Diners, Drive-Ins and Menu Transcription

6/11/2023

Introduction

For my next adventure with SingularAgent, I was looking for some repetitive and boring work on the internet. The kind of work that artificial intelligence software would be a perfect fit for. I came across a website called Amazon Mechanical Turk. Amazon Mechanical Turk (MTurk) is a crowdsourcing marketplace that makes it easier for individuals and businesses to outsource their processes and jobs to a distributed workforce who can perform these tasks virtually. There is a wide variety of tasks available for workers to perform on the website. The tasks include: taking surveys, typing up receipts / PDFs / LinkedIn profiles, making bounding boxes in pictures for cars / people / mice, rating profile photos, and more. I found one task that was particularly suited for SingularAgent's current abilities. Today I am announcing that SingularAgent can read a restaurant menu off of a  website and then type up the results.

Read Process

To start off, the restaurant website can't contain a menu that is an image or a link to a PDF. The menu actually needs to be stored in the HTML of the web pages. The more structured the data is, the easier it is for SingularAgent to parse it. The type of menu item information that a restaurant menu typically contains is exactly what you would expect: category, name, description (or ingredients), and the price. Before I start the read process, I inspect the HTML code to see how the restaurant menu is structured.

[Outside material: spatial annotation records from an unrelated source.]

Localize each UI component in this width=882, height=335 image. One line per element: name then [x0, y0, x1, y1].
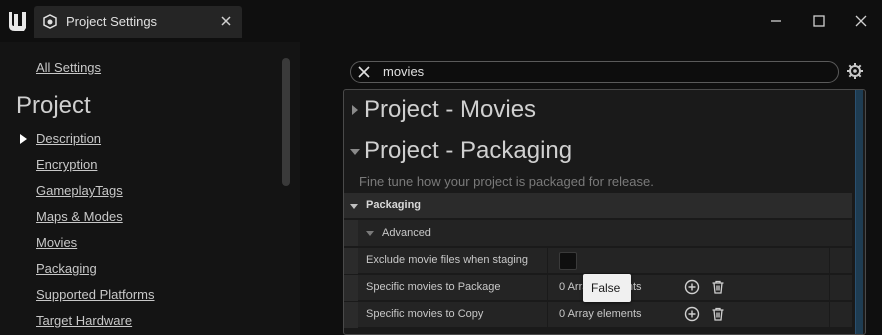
column-divider[interactable]	[547, 302, 548, 328]
column-divider[interactable]	[547, 248, 548, 274]
property-row: Exclude movie files when staging	[344, 247, 852, 274]
panel-scrollbar[interactable]	[855, 90, 863, 334]
column-divider	[829, 248, 830, 274]
sidebar-item-movies[interactable]: Movies	[0, 234, 280, 260]
gear-icon[interactable]	[846, 62, 864, 80]
property-name: Exclude movie files when staging	[366, 254, 529, 266]
subgroup-label: Advanced	[382, 227, 431, 239]
subgroup-advanced[interactable]: Advanced	[344, 220, 852, 246]
section-title: Project	[16, 92, 91, 119]
sidebar-scrollbar[interactable]	[282, 58, 290, 186]
category-title: Project - Packaging	[364, 137, 573, 164]
sidebar-item-supported-platforms[interactable]: Supported Platforms	[0, 286, 280, 312]
settings-sidebar: All Settings Project Description Encrypt…	[0, 42, 300, 335]
title-bar: Project Settings	[0, 0, 882, 42]
sidebar-item-label[interactable]: Description	[36, 131, 101, 146]
sidebar-item-label[interactable]: Supported Platforms	[36, 287, 155, 302]
sidebar-item-label[interactable]: GameplayTags	[36, 183, 123, 198]
exclude-movies-checkbox[interactable]	[559, 252, 577, 270]
property-name: Specific movies to Package	[366, 281, 501, 293]
group-packaging[interactable]: Packaging	[344, 193, 852, 219]
sidebar-item-maps-modes[interactable]: Maps & Modes	[0, 208, 280, 234]
add-element-icon[interactable]	[684, 306, 700, 322]
expanded-arrow-icon	[350, 149, 360, 155]
minimize-icon[interactable]	[765, 10, 787, 32]
indent-bar	[344, 302, 358, 328]
array-count: 0 Array elements	[559, 308, 642, 320]
category-project-movies[interactable]: Project - Movies	[344, 90, 852, 130]
indent-bar	[344, 275, 358, 301]
expanded-arrow-icon	[366, 231, 374, 236]
add-element-icon[interactable]	[684, 279, 700, 295]
all-settings-link[interactable]: All Settings	[36, 60, 101, 75]
category-title: Project - Movies	[364, 96, 537, 123]
search-value: movies	[383, 64, 425, 79]
sidebar-item-target-hardware[interactable]: Target Hardware	[0, 312, 280, 335]
column-divider[interactable]	[547, 275, 548, 301]
property-row: Specific movies to Copy 0 Array elements	[344, 301, 852, 328]
category-description: Fine tune how your project is packaged f…	[359, 174, 654, 189]
sidebar-item-label[interactable]: Maps & Modes	[36, 209, 123, 224]
maximize-icon[interactable]	[808, 10, 830, 32]
expanded-arrow-icon	[350, 204, 358, 209]
sidebar-item-label[interactable]: Movies	[36, 235, 77, 250]
settings-cube-icon	[43, 14, 57, 29]
indent-bar	[344, 248, 358, 274]
tab-project-settings[interactable]: Project Settings	[34, 6, 242, 38]
sidebar-item-packaging[interactable]: Packaging	[0, 260, 280, 286]
column-divider	[829, 275, 830, 301]
sidebar-item-gameplaytags[interactable]: GameplayTags	[0, 182, 280, 208]
column-divider	[829, 302, 830, 328]
close-icon[interactable]	[220, 15, 232, 27]
sidebar-item-label[interactable]: Packaging	[36, 261, 97, 276]
sidebar-item-label[interactable]: Encryption	[36, 157, 97, 172]
group-label: Packaging	[366, 199, 422, 211]
trash-icon[interactable]	[710, 279, 726, 295]
sidebar-item-description[interactable]: Description	[0, 130, 280, 156]
tab-title: Project Settings	[66, 14, 158, 29]
category-project-packaging[interactable]: Project - Packaging	[344, 131, 852, 171]
sidebar-nav: Description Encryption GameplayTags Maps…	[0, 130, 280, 335]
unreal-logo-icon	[9, 12, 26, 31]
indent-bar	[344, 220, 358, 246]
window-close-icon[interactable]	[850, 10, 872, 32]
sidebar-item-encryption[interactable]: Encryption	[0, 156, 280, 182]
search-input[interactable]: movies	[350, 61, 839, 83]
tooltip: False	[583, 274, 631, 302]
collapsed-arrow-icon	[352, 105, 358, 115]
clear-search-icon[interactable]	[357, 65, 371, 79]
trash-icon[interactable]	[710, 306, 726, 322]
tooltip-text: False	[591, 281, 621, 295]
selected-arrow-icon	[20, 134, 27, 144]
property-name: Specific movies to Copy	[366, 308, 484, 320]
sidebar-item-label[interactable]: Target Hardware	[36, 313, 132, 328]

The read process has the following parameters: url, parentClass, categoryXPath, categoryNameXPath, itemXPath, itemNameXPath, itemDescriptionXPath, itemPriceXPath, and groupIndex. The url parameter contains the address of the website with the restaurant menu. The parentClass parameter is used so that SingularAgent searches for the parent class of the menu and doesn't need to copy the HTML of the entire page. SingularAgent uses an expression language called XPath to query (read) the web page. An example of an XPath expression is .//*[@class='item-name']. This expression selects all nodes descendant of the current node that have a class attribute with a value of "item-name". The categoryXPath is the expression that selects where the category exists and the categoryNameXPath selects where the name of the category exists. The groupIndex value is 0 by default. The groupIndex parameter is used if a menu is stored on multiple pages of a website. If the first page retrieved 50 menu items, then before I rerun the read process I change the groupIndex value to 50 and update the url to the next web page so that it doesn't overwrite the original menu items.

The read process starts by opening up Google Chrome and navigating to the website provided by the url parameter. Then inspect is opened and the HTML on the webpage is copied to the clipboard of the computer. SingularAgent reads the HTML text off of the clipboard and converts the HTML to a valid XML format. The XmlDocument object doesn't allow empty tags that have a start tag (such as <br>) without a closetag (</br> doesn't exist). After the text is loaded into the XmlDocument object, the XPath expressions select the menu item values. The menu item values are then saved into files on the computer.

Type Process

First, SingularAgent determines how many menu items it needs to type in (based on the previous files saved) and presses the Add Row button that many times minus ten (since there are ten rows to start). Then it clicks into the first Menu Category field and starts entering the data. I quickly discovered that it is much faster for SingularAgent to save the text to the clipboard and then paste it into each field then trying to type out each character individually. Once it finishes typing everything, the menu item values that were saved into files are deleted from the computer.

Demos

The YouTube videos containing SingularAgent demoing these processes can be seen below.

Using artificial intelligence software for repetitious tasks is much more efficient than having a human do it. The human can review the work that the AI has completed for quality purposes. Together we can accomplish so much more.